WE’RE WATCHING YOU
A PAIR of South London fraudsters who cheated 2,000 investors out of £37million have each been jailed for 11 years.
Andrew Nathaniel Skeene, 44, and Junie Conrad Omari Bowers, 45, were sentenced at Southwark Crown Court last Wednesday after being convicted a few weeks ago of conspiracy to defraud.
The duo were behind Global Forestry Investments, which they launched in 2009, claiming it was an ethical scheme to plant and grow teak trees in Brazil.
Advertisements offered an annual yield of 12 per cent, but I warned at the time that Skeene was already behind a dodgy scheme that promised a 30 per cent return from property developments in Dubai.
Global Forestry Investments collapsed in 2014 and Skeene and Bowers were declared bankrupt. The Serious Fraud Office opened an investigation in 2015 and the two men were charged in 2019. SFO investigators found that almost no work was done on the Brazilian plantations.
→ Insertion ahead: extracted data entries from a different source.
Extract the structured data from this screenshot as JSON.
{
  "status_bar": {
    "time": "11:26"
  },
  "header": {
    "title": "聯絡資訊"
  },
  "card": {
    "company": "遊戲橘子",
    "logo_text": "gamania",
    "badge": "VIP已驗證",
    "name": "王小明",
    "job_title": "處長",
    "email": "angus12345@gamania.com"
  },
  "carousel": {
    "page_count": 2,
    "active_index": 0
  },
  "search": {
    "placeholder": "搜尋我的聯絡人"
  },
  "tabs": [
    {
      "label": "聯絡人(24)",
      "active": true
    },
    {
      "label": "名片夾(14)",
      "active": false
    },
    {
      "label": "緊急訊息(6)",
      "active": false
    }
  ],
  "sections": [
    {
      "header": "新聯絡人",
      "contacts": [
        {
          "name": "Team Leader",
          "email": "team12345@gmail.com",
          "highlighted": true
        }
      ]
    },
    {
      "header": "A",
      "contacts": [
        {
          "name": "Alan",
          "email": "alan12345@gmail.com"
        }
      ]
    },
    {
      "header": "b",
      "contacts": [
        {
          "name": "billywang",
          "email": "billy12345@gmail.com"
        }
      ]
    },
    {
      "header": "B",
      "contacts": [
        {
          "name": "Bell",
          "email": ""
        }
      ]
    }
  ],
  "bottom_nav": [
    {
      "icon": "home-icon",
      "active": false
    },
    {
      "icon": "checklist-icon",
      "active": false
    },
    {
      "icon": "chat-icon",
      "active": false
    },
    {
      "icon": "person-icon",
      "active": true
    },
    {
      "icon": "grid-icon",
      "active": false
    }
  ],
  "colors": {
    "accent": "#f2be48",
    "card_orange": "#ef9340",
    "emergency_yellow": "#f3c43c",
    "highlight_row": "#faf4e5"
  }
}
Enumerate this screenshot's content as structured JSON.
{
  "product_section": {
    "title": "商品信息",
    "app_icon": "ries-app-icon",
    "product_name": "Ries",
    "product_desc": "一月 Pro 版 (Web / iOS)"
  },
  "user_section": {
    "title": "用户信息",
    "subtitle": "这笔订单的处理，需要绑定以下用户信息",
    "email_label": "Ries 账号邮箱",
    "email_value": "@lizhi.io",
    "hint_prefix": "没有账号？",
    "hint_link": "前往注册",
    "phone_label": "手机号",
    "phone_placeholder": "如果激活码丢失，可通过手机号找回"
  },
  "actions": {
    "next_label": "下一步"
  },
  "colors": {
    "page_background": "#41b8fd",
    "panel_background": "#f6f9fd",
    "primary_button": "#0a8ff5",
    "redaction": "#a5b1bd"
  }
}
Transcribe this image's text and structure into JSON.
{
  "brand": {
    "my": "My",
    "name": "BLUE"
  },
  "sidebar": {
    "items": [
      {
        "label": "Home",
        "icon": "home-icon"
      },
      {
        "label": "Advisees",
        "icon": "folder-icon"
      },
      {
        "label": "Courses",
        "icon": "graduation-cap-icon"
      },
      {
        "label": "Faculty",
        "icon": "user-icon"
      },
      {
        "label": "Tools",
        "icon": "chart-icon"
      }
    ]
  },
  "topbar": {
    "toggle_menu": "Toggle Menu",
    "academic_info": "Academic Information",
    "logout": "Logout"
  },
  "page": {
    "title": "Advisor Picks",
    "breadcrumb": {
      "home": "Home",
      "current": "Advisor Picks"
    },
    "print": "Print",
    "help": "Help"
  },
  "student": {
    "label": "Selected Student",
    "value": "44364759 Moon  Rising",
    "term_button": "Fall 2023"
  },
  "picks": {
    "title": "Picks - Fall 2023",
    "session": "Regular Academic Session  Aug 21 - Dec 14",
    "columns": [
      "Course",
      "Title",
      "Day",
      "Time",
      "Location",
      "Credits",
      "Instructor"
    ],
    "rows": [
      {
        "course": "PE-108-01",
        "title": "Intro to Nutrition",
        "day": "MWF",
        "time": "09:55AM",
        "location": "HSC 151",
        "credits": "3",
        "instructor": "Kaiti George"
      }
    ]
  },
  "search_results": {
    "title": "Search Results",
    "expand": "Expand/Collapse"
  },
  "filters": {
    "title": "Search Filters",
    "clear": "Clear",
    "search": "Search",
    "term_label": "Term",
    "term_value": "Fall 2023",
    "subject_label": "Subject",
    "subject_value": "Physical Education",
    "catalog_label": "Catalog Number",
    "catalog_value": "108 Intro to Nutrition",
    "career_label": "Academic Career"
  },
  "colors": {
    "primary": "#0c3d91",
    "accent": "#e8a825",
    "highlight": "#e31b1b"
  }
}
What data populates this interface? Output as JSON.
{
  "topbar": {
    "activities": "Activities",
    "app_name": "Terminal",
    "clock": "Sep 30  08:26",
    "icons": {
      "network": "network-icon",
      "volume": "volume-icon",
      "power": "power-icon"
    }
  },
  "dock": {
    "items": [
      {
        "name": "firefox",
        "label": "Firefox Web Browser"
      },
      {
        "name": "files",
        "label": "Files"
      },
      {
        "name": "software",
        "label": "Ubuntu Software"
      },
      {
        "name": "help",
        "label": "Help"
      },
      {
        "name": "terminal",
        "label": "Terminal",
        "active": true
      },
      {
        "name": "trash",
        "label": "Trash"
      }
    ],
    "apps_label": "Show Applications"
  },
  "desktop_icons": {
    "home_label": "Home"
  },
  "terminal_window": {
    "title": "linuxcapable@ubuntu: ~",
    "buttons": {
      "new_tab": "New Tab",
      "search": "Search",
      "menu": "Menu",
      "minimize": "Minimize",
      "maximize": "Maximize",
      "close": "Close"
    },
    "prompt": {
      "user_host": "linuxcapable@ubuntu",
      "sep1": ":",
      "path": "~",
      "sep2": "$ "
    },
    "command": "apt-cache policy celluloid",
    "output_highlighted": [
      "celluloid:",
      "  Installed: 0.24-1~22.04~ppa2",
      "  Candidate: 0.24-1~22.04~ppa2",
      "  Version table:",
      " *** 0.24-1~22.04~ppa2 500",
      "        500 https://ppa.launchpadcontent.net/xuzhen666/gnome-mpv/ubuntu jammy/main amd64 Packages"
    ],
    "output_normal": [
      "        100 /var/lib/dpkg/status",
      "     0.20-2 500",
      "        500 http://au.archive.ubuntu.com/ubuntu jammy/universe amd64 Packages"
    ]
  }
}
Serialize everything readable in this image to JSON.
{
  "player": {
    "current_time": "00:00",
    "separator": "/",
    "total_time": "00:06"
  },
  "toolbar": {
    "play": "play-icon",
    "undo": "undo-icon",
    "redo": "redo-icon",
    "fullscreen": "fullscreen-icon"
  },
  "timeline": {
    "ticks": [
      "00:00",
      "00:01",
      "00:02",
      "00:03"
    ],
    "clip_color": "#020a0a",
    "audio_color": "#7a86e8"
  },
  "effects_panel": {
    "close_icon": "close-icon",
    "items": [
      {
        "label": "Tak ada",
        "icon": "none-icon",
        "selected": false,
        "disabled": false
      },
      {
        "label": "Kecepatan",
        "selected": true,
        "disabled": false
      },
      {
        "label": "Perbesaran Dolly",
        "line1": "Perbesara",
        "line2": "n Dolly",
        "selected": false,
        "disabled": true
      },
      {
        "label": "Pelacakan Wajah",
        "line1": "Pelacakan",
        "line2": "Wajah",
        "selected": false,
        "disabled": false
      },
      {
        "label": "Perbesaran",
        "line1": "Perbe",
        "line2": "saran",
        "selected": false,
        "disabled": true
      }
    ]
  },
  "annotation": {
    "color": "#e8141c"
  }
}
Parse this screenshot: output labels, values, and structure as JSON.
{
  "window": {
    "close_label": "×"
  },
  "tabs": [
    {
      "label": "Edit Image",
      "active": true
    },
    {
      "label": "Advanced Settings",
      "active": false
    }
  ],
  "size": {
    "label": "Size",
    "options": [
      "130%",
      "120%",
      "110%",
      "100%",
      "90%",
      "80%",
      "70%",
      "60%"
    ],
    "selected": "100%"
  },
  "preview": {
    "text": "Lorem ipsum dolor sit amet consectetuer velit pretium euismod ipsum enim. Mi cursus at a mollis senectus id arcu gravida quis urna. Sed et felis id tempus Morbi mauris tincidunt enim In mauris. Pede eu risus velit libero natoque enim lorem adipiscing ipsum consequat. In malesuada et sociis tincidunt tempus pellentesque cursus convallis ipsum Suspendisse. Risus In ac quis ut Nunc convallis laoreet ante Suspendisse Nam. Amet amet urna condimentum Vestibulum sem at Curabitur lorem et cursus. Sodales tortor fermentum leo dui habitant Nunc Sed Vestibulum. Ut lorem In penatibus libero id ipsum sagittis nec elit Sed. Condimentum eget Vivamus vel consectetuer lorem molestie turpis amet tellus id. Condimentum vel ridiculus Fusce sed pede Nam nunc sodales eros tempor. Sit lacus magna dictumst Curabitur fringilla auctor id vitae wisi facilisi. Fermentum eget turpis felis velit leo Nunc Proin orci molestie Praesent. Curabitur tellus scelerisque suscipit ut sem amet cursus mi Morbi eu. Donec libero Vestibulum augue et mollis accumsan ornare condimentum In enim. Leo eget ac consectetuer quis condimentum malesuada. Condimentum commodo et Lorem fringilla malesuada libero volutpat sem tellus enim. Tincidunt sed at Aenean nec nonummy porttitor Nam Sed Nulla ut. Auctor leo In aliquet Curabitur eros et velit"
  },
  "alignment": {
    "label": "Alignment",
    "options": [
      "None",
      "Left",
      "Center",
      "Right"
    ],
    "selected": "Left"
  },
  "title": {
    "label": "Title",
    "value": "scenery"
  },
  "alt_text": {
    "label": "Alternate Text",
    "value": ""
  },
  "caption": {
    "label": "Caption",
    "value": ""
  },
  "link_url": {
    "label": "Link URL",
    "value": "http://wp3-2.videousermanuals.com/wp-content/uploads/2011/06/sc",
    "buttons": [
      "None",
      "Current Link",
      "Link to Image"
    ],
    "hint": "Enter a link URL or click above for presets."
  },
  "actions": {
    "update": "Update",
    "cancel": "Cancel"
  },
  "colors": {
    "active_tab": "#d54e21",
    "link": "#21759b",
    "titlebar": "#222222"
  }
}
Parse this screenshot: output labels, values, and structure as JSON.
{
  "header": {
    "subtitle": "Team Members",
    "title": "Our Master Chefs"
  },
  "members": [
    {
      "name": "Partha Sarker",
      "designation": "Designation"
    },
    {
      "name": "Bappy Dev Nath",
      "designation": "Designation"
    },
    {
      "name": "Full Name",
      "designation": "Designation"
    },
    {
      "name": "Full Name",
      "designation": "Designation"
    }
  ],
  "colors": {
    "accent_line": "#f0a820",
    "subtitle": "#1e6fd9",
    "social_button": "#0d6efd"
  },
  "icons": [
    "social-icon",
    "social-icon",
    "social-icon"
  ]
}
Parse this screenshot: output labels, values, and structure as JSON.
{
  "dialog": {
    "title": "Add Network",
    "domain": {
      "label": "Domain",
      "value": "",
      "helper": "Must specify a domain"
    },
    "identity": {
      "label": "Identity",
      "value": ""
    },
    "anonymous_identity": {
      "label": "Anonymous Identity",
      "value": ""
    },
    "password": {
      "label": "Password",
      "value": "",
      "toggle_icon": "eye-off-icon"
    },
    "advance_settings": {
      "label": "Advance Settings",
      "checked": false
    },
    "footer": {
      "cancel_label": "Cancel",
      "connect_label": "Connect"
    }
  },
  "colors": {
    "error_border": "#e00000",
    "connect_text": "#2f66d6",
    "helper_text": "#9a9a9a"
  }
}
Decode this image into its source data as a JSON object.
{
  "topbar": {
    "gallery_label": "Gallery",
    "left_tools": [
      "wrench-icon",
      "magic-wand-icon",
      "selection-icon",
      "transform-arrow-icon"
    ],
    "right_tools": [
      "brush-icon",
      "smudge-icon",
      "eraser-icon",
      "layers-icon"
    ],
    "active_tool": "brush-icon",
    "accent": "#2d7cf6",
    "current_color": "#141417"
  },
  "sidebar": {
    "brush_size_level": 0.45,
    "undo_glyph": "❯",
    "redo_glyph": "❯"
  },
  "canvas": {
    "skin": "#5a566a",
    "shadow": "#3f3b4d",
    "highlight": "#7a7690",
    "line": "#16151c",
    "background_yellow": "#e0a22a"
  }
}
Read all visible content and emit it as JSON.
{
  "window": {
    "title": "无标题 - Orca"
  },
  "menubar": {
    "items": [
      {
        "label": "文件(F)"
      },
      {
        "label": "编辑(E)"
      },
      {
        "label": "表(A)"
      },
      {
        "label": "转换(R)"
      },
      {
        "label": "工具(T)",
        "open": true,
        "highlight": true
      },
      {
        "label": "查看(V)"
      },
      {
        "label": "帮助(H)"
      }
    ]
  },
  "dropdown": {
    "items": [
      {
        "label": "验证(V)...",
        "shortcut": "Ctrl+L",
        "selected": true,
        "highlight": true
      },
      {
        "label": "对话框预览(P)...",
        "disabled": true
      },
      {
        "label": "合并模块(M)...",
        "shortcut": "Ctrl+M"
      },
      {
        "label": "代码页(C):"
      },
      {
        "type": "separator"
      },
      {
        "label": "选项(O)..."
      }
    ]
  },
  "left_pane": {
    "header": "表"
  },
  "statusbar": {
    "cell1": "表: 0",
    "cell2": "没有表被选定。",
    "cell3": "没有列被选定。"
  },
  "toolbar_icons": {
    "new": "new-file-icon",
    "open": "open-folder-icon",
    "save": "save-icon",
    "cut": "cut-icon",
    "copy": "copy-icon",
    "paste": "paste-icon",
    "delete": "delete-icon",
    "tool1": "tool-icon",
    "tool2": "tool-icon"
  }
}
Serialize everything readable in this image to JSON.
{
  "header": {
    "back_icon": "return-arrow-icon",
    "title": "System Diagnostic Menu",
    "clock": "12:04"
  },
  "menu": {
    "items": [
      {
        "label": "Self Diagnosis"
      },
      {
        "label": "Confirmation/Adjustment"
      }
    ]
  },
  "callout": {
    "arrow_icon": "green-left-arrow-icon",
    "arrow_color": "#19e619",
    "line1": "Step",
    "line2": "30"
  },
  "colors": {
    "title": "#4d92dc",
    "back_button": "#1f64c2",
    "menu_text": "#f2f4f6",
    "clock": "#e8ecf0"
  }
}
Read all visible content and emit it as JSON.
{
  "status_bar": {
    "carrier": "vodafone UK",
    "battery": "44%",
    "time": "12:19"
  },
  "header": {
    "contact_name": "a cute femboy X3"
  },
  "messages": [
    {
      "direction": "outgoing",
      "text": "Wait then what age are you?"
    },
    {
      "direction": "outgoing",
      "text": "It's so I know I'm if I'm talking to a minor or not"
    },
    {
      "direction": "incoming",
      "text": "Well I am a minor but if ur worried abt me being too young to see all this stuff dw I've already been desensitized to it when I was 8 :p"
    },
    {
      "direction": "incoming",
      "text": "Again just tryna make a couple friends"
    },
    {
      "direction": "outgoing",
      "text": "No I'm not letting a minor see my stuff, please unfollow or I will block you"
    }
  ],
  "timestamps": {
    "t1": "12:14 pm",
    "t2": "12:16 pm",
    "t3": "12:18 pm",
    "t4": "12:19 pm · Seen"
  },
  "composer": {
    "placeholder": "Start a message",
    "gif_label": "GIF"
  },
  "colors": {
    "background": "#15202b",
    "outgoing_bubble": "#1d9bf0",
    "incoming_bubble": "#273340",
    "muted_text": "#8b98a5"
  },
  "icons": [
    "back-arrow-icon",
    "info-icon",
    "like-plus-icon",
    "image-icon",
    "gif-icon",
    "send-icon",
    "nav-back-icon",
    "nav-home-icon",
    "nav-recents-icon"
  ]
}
The pair had withdrawn about £750,000 in cash and were known to have spent a further £2million of investors’ money on luxury living and entertainment.
Skeene paid for his lavish wedding with investors’ savings and pension pots, and Bowers bought a Bentley Continental GT. Lisa Osofsky, head of the SFO, said: ‘The sentencing warns fraudsters that if they choose to play fast and loose with others’ hard-earned savings or pensions, we will pursue them and they will be held accountable for their crimes.’ The SFO is bringing seven more fraud cases to court by the end of the year, involving 18 defendants and more than £500 million.